David Hunter moves to Mason's Corner, Mississippi, to learn more about the father he never really knew. But David is not the only new resident. A vampire named Kyle Coiraut has moved into the dilapidated mansion that looks down over the town. Behind the property's iron gate, Kyle plans to release his own father from a centuries-long sleep, and when he does, there will be two vampires in Dark Corner, hungry for blood - and revenge.
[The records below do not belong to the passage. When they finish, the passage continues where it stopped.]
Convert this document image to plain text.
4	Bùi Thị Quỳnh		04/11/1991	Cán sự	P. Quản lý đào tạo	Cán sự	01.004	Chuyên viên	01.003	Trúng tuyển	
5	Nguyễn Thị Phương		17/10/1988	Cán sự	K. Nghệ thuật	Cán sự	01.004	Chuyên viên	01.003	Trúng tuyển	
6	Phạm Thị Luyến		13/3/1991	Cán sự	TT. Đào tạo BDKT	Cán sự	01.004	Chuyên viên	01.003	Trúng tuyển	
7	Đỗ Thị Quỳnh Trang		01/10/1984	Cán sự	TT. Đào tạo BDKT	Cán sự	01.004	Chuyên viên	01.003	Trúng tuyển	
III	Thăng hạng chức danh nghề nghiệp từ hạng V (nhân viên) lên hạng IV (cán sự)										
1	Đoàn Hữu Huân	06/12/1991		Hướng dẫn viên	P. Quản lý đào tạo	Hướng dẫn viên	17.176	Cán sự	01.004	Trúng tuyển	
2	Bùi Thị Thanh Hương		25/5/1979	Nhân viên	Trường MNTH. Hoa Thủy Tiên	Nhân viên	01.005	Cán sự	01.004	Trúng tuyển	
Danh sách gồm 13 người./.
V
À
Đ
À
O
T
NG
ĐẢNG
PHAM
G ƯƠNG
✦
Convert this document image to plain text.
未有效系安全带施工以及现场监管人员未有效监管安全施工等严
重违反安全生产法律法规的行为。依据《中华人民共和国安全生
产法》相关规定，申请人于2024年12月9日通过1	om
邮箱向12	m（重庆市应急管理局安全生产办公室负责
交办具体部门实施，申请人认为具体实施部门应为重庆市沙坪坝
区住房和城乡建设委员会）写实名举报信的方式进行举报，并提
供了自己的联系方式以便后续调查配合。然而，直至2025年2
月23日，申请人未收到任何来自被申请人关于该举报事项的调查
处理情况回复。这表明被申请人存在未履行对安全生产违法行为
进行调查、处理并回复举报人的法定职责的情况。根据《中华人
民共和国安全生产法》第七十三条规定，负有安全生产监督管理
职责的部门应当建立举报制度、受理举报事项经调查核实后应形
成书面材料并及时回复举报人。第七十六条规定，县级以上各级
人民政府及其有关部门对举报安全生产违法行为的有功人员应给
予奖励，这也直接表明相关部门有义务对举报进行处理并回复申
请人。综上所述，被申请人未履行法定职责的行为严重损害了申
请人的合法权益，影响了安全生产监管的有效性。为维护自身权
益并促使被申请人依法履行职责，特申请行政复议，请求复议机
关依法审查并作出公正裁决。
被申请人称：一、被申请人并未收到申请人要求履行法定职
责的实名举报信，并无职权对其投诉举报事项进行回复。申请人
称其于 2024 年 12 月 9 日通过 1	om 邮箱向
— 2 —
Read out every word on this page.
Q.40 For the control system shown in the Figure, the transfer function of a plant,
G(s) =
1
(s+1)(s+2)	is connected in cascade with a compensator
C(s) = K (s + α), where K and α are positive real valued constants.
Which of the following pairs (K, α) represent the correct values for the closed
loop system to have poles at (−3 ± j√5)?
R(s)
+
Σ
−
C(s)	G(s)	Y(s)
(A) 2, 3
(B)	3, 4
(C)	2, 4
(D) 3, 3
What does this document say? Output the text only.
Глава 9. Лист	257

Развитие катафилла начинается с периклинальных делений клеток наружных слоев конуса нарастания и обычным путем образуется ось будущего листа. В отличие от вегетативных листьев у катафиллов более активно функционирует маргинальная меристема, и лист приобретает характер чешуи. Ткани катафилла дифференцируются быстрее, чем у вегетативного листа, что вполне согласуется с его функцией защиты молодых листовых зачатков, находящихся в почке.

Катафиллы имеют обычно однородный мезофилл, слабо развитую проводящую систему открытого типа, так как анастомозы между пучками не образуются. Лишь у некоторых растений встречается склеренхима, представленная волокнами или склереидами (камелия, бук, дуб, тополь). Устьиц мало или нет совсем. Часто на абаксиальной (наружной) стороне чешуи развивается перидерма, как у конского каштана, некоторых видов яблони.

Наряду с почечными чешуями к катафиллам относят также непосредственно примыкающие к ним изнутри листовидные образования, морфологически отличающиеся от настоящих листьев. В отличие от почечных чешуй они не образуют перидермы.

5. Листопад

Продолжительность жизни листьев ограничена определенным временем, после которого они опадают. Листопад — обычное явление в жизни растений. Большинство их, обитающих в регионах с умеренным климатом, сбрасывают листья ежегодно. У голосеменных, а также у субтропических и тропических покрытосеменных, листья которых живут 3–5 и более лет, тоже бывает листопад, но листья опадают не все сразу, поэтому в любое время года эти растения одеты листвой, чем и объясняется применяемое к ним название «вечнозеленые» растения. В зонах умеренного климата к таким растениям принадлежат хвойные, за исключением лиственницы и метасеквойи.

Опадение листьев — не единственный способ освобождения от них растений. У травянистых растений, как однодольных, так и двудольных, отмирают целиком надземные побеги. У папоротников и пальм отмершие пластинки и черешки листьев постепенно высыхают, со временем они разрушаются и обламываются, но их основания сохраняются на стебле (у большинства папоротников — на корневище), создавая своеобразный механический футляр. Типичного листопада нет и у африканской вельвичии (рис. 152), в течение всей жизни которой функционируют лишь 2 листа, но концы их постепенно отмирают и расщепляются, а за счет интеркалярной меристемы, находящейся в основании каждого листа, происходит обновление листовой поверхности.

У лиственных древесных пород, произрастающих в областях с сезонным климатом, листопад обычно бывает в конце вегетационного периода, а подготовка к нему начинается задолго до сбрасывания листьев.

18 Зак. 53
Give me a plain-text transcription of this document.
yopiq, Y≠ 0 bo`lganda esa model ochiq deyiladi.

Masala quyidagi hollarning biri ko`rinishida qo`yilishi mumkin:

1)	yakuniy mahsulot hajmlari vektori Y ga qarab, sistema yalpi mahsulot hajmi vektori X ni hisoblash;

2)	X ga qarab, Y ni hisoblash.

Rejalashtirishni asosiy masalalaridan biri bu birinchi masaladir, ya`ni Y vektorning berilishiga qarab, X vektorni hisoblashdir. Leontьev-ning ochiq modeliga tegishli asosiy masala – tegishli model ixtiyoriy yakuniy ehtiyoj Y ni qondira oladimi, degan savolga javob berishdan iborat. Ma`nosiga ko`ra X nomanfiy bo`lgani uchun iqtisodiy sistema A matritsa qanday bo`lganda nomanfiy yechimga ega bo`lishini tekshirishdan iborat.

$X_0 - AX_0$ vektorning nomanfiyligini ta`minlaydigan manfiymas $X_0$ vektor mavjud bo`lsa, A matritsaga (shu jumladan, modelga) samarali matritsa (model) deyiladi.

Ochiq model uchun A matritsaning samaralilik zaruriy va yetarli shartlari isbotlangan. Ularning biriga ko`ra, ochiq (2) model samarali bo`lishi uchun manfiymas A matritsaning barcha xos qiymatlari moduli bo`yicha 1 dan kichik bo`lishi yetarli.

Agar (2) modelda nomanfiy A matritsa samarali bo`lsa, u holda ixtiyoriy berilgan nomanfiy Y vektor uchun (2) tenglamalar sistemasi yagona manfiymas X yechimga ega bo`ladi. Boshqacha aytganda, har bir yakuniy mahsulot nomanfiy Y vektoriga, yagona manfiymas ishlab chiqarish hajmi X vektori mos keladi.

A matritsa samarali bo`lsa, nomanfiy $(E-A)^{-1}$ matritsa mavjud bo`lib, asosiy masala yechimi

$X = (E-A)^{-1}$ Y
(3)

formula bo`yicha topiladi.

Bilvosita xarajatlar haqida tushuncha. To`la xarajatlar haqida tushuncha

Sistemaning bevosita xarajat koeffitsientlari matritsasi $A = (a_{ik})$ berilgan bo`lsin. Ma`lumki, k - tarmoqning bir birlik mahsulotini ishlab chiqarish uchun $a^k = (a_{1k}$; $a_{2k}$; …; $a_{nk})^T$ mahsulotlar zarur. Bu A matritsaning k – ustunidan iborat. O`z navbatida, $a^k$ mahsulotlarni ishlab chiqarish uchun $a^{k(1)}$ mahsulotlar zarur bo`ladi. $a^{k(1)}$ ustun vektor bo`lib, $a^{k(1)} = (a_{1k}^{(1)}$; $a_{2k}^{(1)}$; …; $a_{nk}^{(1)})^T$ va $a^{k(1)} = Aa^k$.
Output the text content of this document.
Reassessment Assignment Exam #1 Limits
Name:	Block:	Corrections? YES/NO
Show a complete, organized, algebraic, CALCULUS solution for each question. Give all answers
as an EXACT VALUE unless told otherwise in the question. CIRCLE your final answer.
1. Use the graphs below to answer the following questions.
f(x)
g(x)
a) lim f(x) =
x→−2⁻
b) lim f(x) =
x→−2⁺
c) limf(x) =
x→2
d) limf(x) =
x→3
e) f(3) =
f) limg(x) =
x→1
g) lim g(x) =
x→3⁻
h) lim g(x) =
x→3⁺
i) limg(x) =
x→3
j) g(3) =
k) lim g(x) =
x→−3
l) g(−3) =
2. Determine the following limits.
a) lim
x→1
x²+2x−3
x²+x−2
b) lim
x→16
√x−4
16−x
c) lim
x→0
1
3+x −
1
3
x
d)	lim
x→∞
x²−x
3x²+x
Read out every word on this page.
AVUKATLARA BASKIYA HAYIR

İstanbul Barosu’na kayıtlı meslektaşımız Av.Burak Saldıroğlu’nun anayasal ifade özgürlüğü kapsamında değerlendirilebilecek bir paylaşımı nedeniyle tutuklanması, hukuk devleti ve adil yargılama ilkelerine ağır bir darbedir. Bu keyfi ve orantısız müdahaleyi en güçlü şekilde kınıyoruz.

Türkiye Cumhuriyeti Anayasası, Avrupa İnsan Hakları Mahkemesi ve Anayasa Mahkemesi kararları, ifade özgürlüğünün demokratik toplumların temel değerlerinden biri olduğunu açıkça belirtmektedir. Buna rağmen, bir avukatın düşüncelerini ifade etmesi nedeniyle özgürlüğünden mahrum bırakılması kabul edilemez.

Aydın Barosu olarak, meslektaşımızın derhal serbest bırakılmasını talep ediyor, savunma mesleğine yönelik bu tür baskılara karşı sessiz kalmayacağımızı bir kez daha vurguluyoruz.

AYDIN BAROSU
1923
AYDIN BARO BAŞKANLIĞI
Brandon Massey describes Dark Corner as "a vampire thriller in the tradition of Stephen King's classic novel, 'Salem's Lot.'" For the first 100 pages of Dark Corner, it is obvious that Massey used King's book as his inspiration. In both novels, a man moves into town, meets a girl in the park, and falls in love; the girl argues with her mother about the relationship; a vampire and his human assistant move into the town's "haunted house," and the vampire's assistant hires two men to do some manual labor. But once this foundation is in place, Massey builds his own compelling story of good versus evil, adding new twists to vampire mythology. In Massey's book, religious icons have no effect on vampires; the creatures can venture forth in the daylight; they possess the power of telekinesis, and can even control the weather.
The novel's pace slows toward the midpoint, while David struggles to accept what he is being called upon to do. Also, a side plot involving David's new girlfriend and a stalker could have been eliminated, as it does little to advance the story. Massey more than redeems himself by delivering relentless action scenes hurtling to the explosive conclusion, as brave townspeople arm themselves with guns, Molotov cocktails, and a flamethrower in a desperate battle against the vampires.
Although this is only Massey's second novel, his writing is confident, switching tones appropriately between characters; he employs believable slang for the teenagers and more formal language for the vampires and highly educated characters such as Franklin Bennett. The formality may be a bit overdone, though, with speeches from Kyle like, "My father and I had foreseen that it would not be long before you and your crew of intrepid adventurers made an expedition to our temporary residence. We had grown tired of the visits by your meddlesome kin, and have therefore found another sanctuary." Massey also betrays a fondness for frequent variations of the phrase, "A chill ran down his spine." Such quibbles aside, Massey thankfully resists the overuse of adverbs and unnecessarily descriptive versions of the word "said" - pitfalls that even perennial best-selling authors do not always avoid.
It will be interesting to follow this new writer's career. Massey is already at work on his next projects, including a ghost story and a sequel to Dark Corner.